Can you define common purpose?
When people inside organizations don't have to be told how to do their work, when they make decisions flawlessly in the interests of their constituencies, when morale and energy are high and people are happy, when everyone does their best, and when an organization's strategy is known throughout the firm, then you can say the organization has common purpose.

What inspired you to write this book?
Years ago, I went to Apple's Cupertino headquarters to have a discussion with its senior leadership. Not only were people everywhere in the company upbeat and happy, but you could feel the energy snapping through the air. It was very informal — there were even bicycles in some individuals' offices — and people worked day and night. One woman told me she felt she was part of something great and thought of herself as a revolutionary. The next day, I flew to Detroit for meetings and walked into a parts manufacturing company much larger than Apple. As soon as you walked through the doors, you could see, feel, and sense the difference. The receptionist did not look up from her newspaper when I walked up to her, people's faces were downcast, the atmosphere felt lackluster, the CEO was embattled. I began wondering what was responsible for the differences between these two companies. Why was one company so depressing and another so exciting? This led me to the realization that common purpose was present at Apple and lacking at the automobile parts company. I spent years testing this hypothesis before writing the book.

What are some examples of companies who have found their common purpose and achieved greatness?
Apple Computer is a common-purpose company. You can feel it and see it in their products. FM Global, a mid-sized insurance company in Rhode Island, is another common-purpose company. Everyone at FM Global speaks the same language — in their case, the language of engineering — and people make decisions with very little supervision. The CEO sits at a random table in the cafeteria and eats lunch with whoever is at the table. People share ideas and information. Everyone understands what the company stands for.

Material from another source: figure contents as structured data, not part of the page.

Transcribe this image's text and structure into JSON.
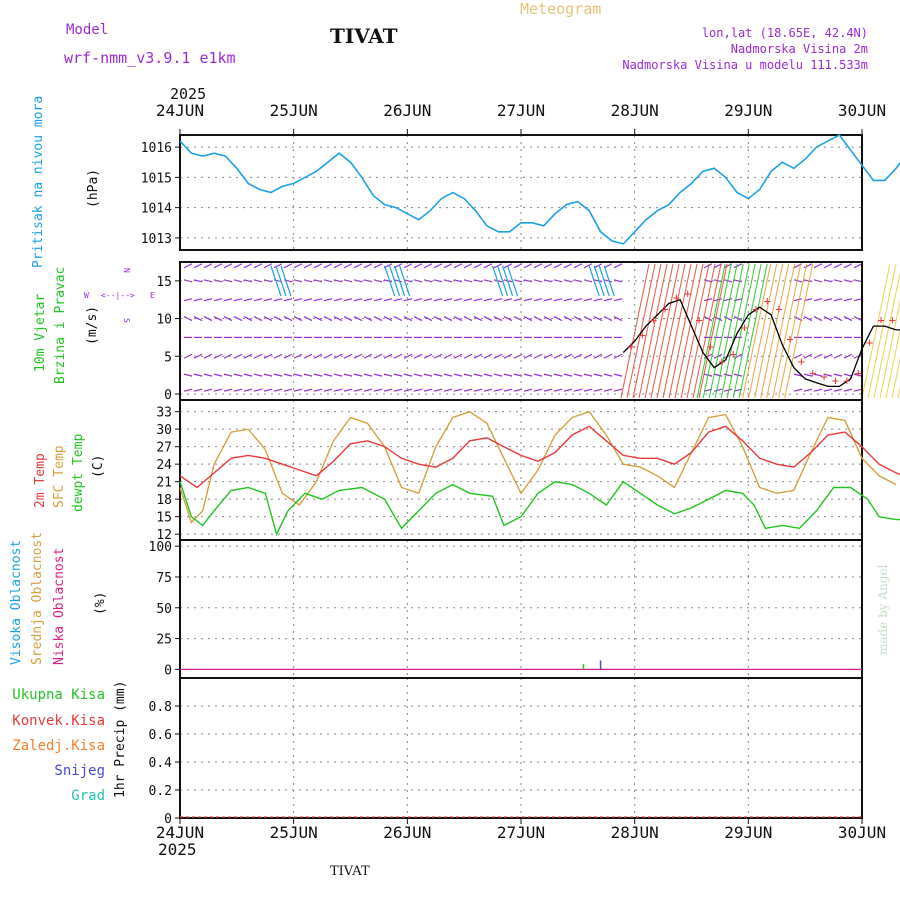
{
  "header": {
    "model_label": "Model",
    "model_name": "wrf-nmm_v3.9.1 e1km",
    "station": "TIVAT",
    "meteogram_label": "Meteogram",
    "coords": "lon,lat (18.65E, 42.4N)",
    "altitude": "Nadmorska Visina 2m",
    "model_altitude": "Nadmorska Visina u modelu 111.533m",
    "year_top": "2025",
    "year_bottom": "2025",
    "footer_station": "TIVAT",
    "credit": "made by Angel"
  },
  "colors": {
    "pressure": "#1ea0e6",
    "temp2m": "#e83a3a",
    "sfc": "#d8a040",
    "dew": "#22c422",
    "wind_speed": "#000000",
    "purple": "#9a2bd6",
    "grid": "#888888"
  },
  "chart_data": [
    {
      "type": "line",
      "name": "pressure",
      "labels": [
        "Pritisak na nivou mora",
        "(hPa)"
      ],
      "x": [
        "24JUN",
        "25JUN",
        "26JUN",
        "27JUN",
        "28JUN",
        "29JUN",
        "30JUN"
      ],
      "ylim": [
        1012.6,
        1016.4
      ],
      "yticks": [
        1013,
        1014,
        1015,
        1016
      ],
      "series": [
        {
          "values": [
            [
              0,
              1016.2
            ],
            [
              0.1,
              1015.8
            ],
            [
              0.2,
              1015.7
            ],
            [
              0.3,
              1015.8
            ],
            [
              0.4,
              1015.7
            ],
            [
              0.5,
              1015.3
            ],
            [
              0.6,
              1014.8
            ],
            [
              0.7,
              1014.6
            ],
            [
              0.8,
              1014.5
            ],
            [
              0.9,
              1014.7
            ],
            [
              1.0,
              1014.8
            ],
            [
              1.1,
              1015.0
            ],
            [
              1.2,
              1015.2
            ],
            [
              1.3,
              1015.5
            ],
            [
              1.4,
              1015.8
            ],
            [
              1.5,
              1015.5
            ],
            [
              1.6,
              1015.0
            ],
            [
              1.7,
              1014.4
            ],
            [
              1.8,
              1014.1
            ],
            [
              1.9,
              1014.0
            ],
            [
              2.0,
              1013.8
            ],
            [
              2.1,
              1013.6
            ],
            [
              2.2,
              1013.9
            ],
            [
              2.3,
              1014.3
            ],
            [
              2.4,
              1014.5
            ],
            [
              2.5,
              1014.3
            ],
            [
              2.6,
              1013.9
            ],
            [
              2.7,
              1013.4
            ],
            [
              2.8,
              1013.2
            ],
            [
              2.9,
              1013.2
            ],
            [
              3.0,
              1013.5
            ],
            [
              3.1,
              1013.5
            ],
            [
              3.2,
              1013.4
            ],
            [
              3.3,
              1013.8
            ],
            [
              3.4,
              1014.1
            ],
            [
              3.5,
              1014.2
            ],
            [
              3.6,
              1013.9
            ],
            [
              3.7,
              1013.2
            ],
            [
              3.8,
              1012.9
            ],
            [
              3.9,
              1012.8
            ],
            [
              4.0,
              1013.2
            ],
            [
              4.1,
              1013.6
            ],
            [
              4.2,
              1013.9
            ],
            [
              4.3,
              1014.1
            ],
            [
              4.4,
              1014.5
            ],
            [
              4.5,
              1014.8
            ],
            [
              4.6,
              1015.2
            ],
            [
              4.7,
              1015.3
            ],
            [
              4.8,
              1015.0
            ],
            [
              4.9,
              1014.5
            ],
            [
              5.0,
              1014.3
            ],
            [
              5.1,
              1014.6
            ],
            [
              5.2,
              1015.2
            ],
            [
              5.3,
              1015.5
            ],
            [
              5.4,
              1015.3
            ],
            [
              5.5,
              1015.6
            ],
            [
              5.6,
              1016.0
            ],
            [
              5.7,
              1016.2
            ],
            [
              5.8,
              1016.4
            ],
            [
              5.9,
              1015.9
            ],
            [
              6.0,
              1015.4
            ],
            [
              6.1,
              1014.9
            ],
            [
              6.2,
              1014.9
            ],
            [
              6.3,
              1015.3
            ],
            [
              6.4,
              1015.8
            ],
            [
              6.5,
              1016.0
            ],
            [
              6.6,
              1015.8
            ]
          ]
        }
      ]
    },
    {
      "type": "line",
      "name": "wind",
      "labels": [
        "10m Vjetar",
        "Brzina i Pravac",
        "(m/s)"
      ],
      "compass": {
        "n": "N",
        "s": "S",
        "w": "W",
        "e": "E"
      },
      "ylim": [
        -0.8,
        17.5
      ],
      "yticks": [
        0,
        5,
        10,
        15
      ],
      "bands": [
        0.5,
        2.5,
        5,
        7.5,
        10,
        12.5,
        15,
        17
      ],
      "speed_labels": "+",
      "series": [
        {
          "name": "wind speed",
          "values": [
            [
              3.9,
              5.5
            ],
            [
              4.0,
              7.0
            ],
            [
              4.1,
              9.0
            ],
            [
              4.2,
              10.5
            ],
            [
              4.3,
              12.0
            ],
            [
              4.4,
              12.5
            ],
            [
              4.5,
              9.0
            ],
            [
              4.6,
              5.5
            ],
            [
              4.7,
              3.5
            ],
            [
              4.8,
              4.5
            ],
            [
              4.9,
              8.0
            ],
            [
              5.0,
              10.5
            ],
            [
              5.1,
              11.5
            ],
            [
              5.2,
              10.5
            ],
            [
              5.3,
              6.5
            ],
            [
              5.4,
              3.5
            ],
            [
              5.5,
              2.0
            ],
            [
              5.6,
              1.5
            ],
            [
              5.7,
              1.0
            ],
            [
              5.8,
              1.0
            ],
            [
              5.9,
              2.0
            ],
            [
              6.0,
              6.0
            ],
            [
              6.1,
              9.0
            ],
            [
              6.2,
              9.0
            ],
            [
              6.3,
              8.5
            ],
            [
              6.4,
              8.5
            ],
            [
              6.5,
              8.0
            ],
            [
              6.6,
              8.5
            ]
          ]
        }
      ]
    },
    {
      "type": "line",
      "name": "temperature",
      "labels": [
        "2m Temp",
        "SFC Temp",
        "dewpt Temp",
        "(C)"
      ],
      "ylim": [
        11,
        35
      ],
      "yticks": [
        12,
        15,
        18,
        21,
        24,
        27,
        30,
        33
      ],
      "series": [
        {
          "name": "2m Temp",
          "values": [
            [
              0,
              22
            ],
            [
              0.15,
              20
            ],
            [
              0.3,
              22.5
            ],
            [
              0.45,
              25
            ],
            [
              0.6,
              25.5
            ],
            [
              0.75,
              25
            ],
            [
              0.9,
              24
            ],
            [
              1.05,
              23
            ],
            [
              1.2,
              22
            ],
            [
              1.35,
              24.5
            ],
            [
              1.5,
              27.5
            ],
            [
              1.65,
              28
            ],
            [
              1.8,
              27
            ],
            [
              1.95,
              25
            ],
            [
              2.1,
              24
            ],
            [
              2.25,
              23.5
            ],
            [
              2.4,
              25
            ],
            [
              2.55,
              28
            ],
            [
              2.7,
              28.5
            ],
            [
              2.85,
              27
            ],
            [
              3.0,
              25.5
            ],
            [
              3.15,
              24.5
            ],
            [
              3.3,
              26
            ],
            [
              3.45,
              29
            ],
            [
              3.6,
              30.5
            ],
            [
              3.75,
              28
            ],
            [
              3.9,
              25.5
            ],
            [
              4.05,
              25
            ],
            [
              4.2,
              25
            ],
            [
              4.35,
              24
            ],
            [
              4.5,
              26
            ],
            [
              4.65,
              29.5
            ],
            [
              4.8,
              30.5
            ],
            [
              4.95,
              28
            ],
            [
              5.1,
              25
            ],
            [
              5.25,
              24
            ],
            [
              5.4,
              23.5
            ],
            [
              5.55,
              26
            ],
            [
              5.7,
              29
            ],
            [
              5.85,
              29.5
            ],
            [
              6.0,
              27
            ],
            [
              6.15,
              24
            ],
            [
              6.3,
              22.5
            ],
            [
              6.45,
              21.5
            ]
          ]
        },
        {
          "name": "SFC Temp",
          "values": [
            [
              0,
              20
            ],
            [
              0.1,
              14
            ],
            [
              0.2,
              16
            ],
            [
              0.3,
              24
            ],
            [
              0.45,
              29.5
            ],
            [
              0.6,
              30
            ],
            [
              0.75,
              26.5
            ],
            [
              0.9,
              19
            ],
            [
              1.05,
              17
            ],
            [
              1.2,
              21
            ],
            [
              1.35,
              28
            ],
            [
              1.5,
              32
            ],
            [
              1.65,
              31
            ],
            [
              1.8,
              27
            ],
            [
              1.95,
              20
            ],
            [
              2.1,
              19
            ],
            [
              2.25,
              27
            ],
            [
              2.4,
              32
            ],
            [
              2.55,
              33
            ],
            [
              2.7,
              31
            ],
            [
              2.85,
              25
            ],
            [
              3.0,
              19
            ],
            [
              3.15,
              23
            ],
            [
              3.3,
              29
            ],
            [
              3.45,
              32
            ],
            [
              3.6,
              33
            ],
            [
              3.75,
              29
            ],
            [
              3.9,
              24
            ],
            [
              4.05,
              23.5
            ],
            [
              4.2,
              22
            ],
            [
              4.35,
              20
            ],
            [
              4.5,
              26
            ],
            [
              4.65,
              32
            ],
            [
              4.8,
              32.5
            ],
            [
              4.95,
              27
            ],
            [
              5.1,
              20
            ],
            [
              5.25,
              19
            ],
            [
              5.4,
              19.5
            ],
            [
              5.55,
              26
            ],
            [
              5.7,
              32
            ],
            [
              5.85,
              31.5
            ],
            [
              6.0,
              25
            ],
            [
              6.15,
              22
            ],
            [
              6.3,
              20.5
            ]
          ]
        },
        {
          "name": "dewpt Temp",
          "values": [
            [
              0,
              21
            ],
            [
              0.1,
              15
            ],
            [
              0.2,
              13.5
            ],
            [
              0.3,
              16
            ],
            [
              0.45,
              19.5
            ],
            [
              0.6,
              20
            ],
            [
              0.75,
              19
            ],
            [
              0.85,
              12
            ],
            [
              0.95,
              16
            ],
            [
              1.1,
              19
            ],
            [
              1.25,
              18
            ],
            [
              1.4,
              19.5
            ],
            [
              1.6,
              20
            ],
            [
              1.8,
              18
            ],
            [
              1.95,
              13
            ],
            [
              2.1,
              16
            ],
            [
              2.25,
              19
            ],
            [
              2.4,
              20.5
            ],
            [
              2.55,
              19
            ],
            [
              2.75,
              18.5
            ],
            [
              2.85,
              13.5
            ],
            [
              3.0,
              15
            ],
            [
              3.15,
              19
            ],
            [
              3.3,
              21
            ],
            [
              3.45,
              20.5
            ],
            [
              3.6,
              19
            ],
            [
              3.75,
              17
            ],
            [
              3.9,
              21
            ],
            [
              4.05,
              19
            ],
            [
              4.2,
              17
            ],
            [
              4.35,
              15.5
            ],
            [
              4.5,
              16.5
            ],
            [
              4.65,
              18
            ],
            [
              4.8,
              19.5
            ],
            [
              4.95,
              19
            ],
            [
              5.05,
              17
            ],
            [
              5.15,
              13
            ],
            [
              5.3,
              13.5
            ],
            [
              5.45,
              13
            ],
            [
              5.6,
              16
            ],
            [
              5.75,
              20
            ],
            [
              5.9,
              20
            ],
            [
              6.05,
              18
            ],
            [
              6.15,
              15
            ],
            [
              6.3,
              14.5
            ],
            [
              6.45,
              14.5
            ]
          ]
        }
      ]
    },
    {
      "type": "bar",
      "name": "clouds",
      "labels": [
        "Visoka Oblacnost",
        "Srednja Oblacnost",
        "Niska Oblacnost",
        "(%)"
      ],
      "ylim": [
        -7,
        105
      ],
      "yticks": [
        0,
        25,
        50,
        75,
        100
      ],
      "series": [
        {
          "name": "Srednja Oblacnost",
          "values": [
            [
              3.55,
              1
            ]
          ]
        },
        {
          "name": "Visoka Oblacnost",
          "values": [
            [
              3.7,
              4
            ]
          ]
        }
      ]
    },
    {
      "type": "bar",
      "name": "precip",
      "labels": [
        "1hr Precip (mm)"
      ],
      "legend": [
        "Ukupna Kisa",
        "Konvek.Kisa",
        "Zaledj.Kisa",
        "Snijeg",
        "Grad"
      ],
      "ylim": [
        0,
        1.0
      ],
      "yticks": [
        0,
        0.2,
        0.4,
        0.6,
        0.8
      ],
      "series": []
    }
  ]
}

When I was in graduate school, I spent a lot of time at NASA's Manned Spacecraft Center in Houston. It was next to our campus. People were working on designing and building the space shuttle at the time. You could feel the energy in the air and sense that the people at NASA had a mission. When people have the spirit of common purpose, they'll perform under highly adverse circumstances. Back then, at NASA, even when budgets were cut, people performed well. They knew they were doing something important.

What about companies or organizations that have had failures or have missed opportunities because they weren't united?
Common purpose does not happen on its own and it can be lost. When I began working with companies, my first client was Toyota. Back then, it was a common-purpose company and everyone understood the importance of quality and responsibility. Workers on the assembly line could stop the entire line if they encountered a quality problem. People put in suggestions about how to change or improve the design of a part or a manufacturing process. They worked overtime, not for extra money, but because they were interested.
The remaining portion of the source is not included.